Deep learning methods have made some achievements in the automatic skin lesion recognition, but there are still some problems such as limited training samples, too complicated network structure, and expensive computational costs. Considering the inherent power-efficiency, biological plausibility and good image recognition performance of spiking neural networks (SNNs), in this paper we make malignant melanoma and benign melanocytic nevi skin lesions classification using convolutional SNNs with unsupervised spike-timing-dependent plasticity (STDP) learning rule. Efficient temporal coding, event driven learning rule and winner-take-all (WTA) mechanism together ensure sparse spike coding and efficient learning of our networks which achieve an average accuracy of 83.8%. We further propose to use feature selection to select more diagnostic features to improve the classification performance of our networks. Our SNNs with feature selection reach an average accuracy of 87.7%. Experimental results show that comparing to CNNs that need to be trained from scratch, our SNNs (with and without feature selection) not only achieve much better classification accuracies but also have much better runtime efficiency.
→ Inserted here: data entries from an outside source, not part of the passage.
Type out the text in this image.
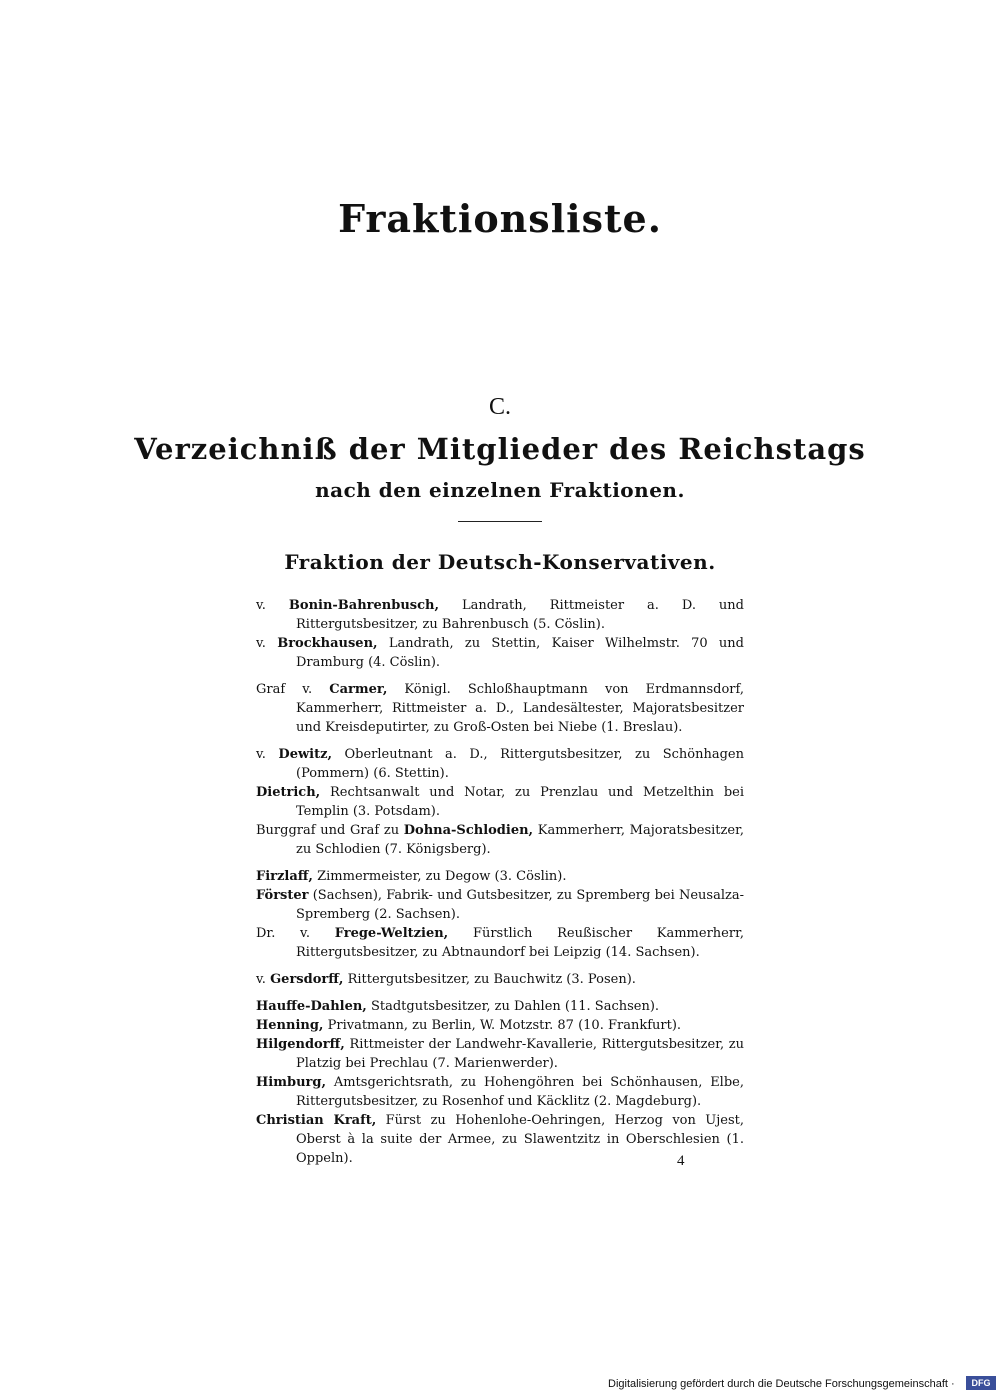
Fraktionsliste.
C.
Verzeichniß der Mitglieder des Reichstags
nach den einzelnen Fraktionen.
Fraktion der Deutsch-Konservativen.
v. Bonin-Bahrenbusch, Landrath, Rittmeister a. D. und Rittergutsbesitzer, zu Bahrenbusch (5. Cöslin).
v. Brockhausen, Landrath, zu Stettin, Kaiser Wilhelmstr. 70 und Dramburg (4. Cöslin).
Graf v. Carmer, Königl. Schloßhauptmann von Erdmannsdorf, Kammerherr, Rittmeister a. D., Landesältester, Majoratsbesitzer und Kreisdeputirter, zu Groß-Osten bei Niebe (1. Breslau).
v. Dewitz, Oberleutnant a. D., Rittergutsbesitzer, zu Schönhagen (Pommern) (6. Stettin).
Dietrich, Rechtsanwalt und Notar, zu Prenzlau und Metzelthin bei Templin (3. Potsdam).
Burggraf und Graf zu Dohna-Schlodien, Kammerherr, Majoratsbesitzer, zu Schlodien (7. Königsberg).
Firzlaff, Zimmermeister, zu Degow (3. Cöslin).
Förster (Sachsen), Fabrik- und Gutsbesitzer, zu Spremberg bei Neusalza-Spremberg (2. Sachsen).
Dr. v. Frege-Weltzien, Fürstlich Reußischer Kammerherr, Rittergutsbesitzer, zu Abtnaundorf bei Leipzig (14. Sachsen).
v. Gersdorff, Rittergutsbesitzer, zu Bauchwitz (3. Posen).
Hauffe-Dahlen, Stadtgutsbesitzer, zu Dahlen (11. Sachsen).
Henning, Privatmann, zu Berlin, W. Motzstr. 87 (10. Frankfurt).
Hilgendorff, Rittmeister der Landwehr-Kavallerie, Rittergutsbesitzer, zu Platzig bei Prechlau (7. Marienwerder).
Himburg, Amtsgerichtsrath, zu Hohengöhren bei Schönhausen, Elbe, Rittergutsbesitzer, zu Rosenhof und Käcklitz (2. Magdeburg).
Christian Kraft, Fürst zu Hohenlohe-Oehringen, Herzog von Ujest, Oberst à la suite der Armee, zu Slawentzitz in Oberschlesien (1. Oppeln).	4
Digitalisierung gefördert durch die Deutsche Forschungsgemeinschaft ·	DFG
Moreover, although the pretrained CNNs models can achieve similar running time, our proposed SNNs are more stable and easier to use than the pretrained CNNs because we do not need to try many pretrained models any more, and our SNNs also have much better classification accuracies than the pretrained CNNs. In addition, our networks have only three convolutional layers, and the complexity of the model and the parameters that need to be trained in the networks are greatly reduced. Our works show that STDP-based SNNs are very beneficial for the implementation of automated skin lesion classifiers on small portable devices.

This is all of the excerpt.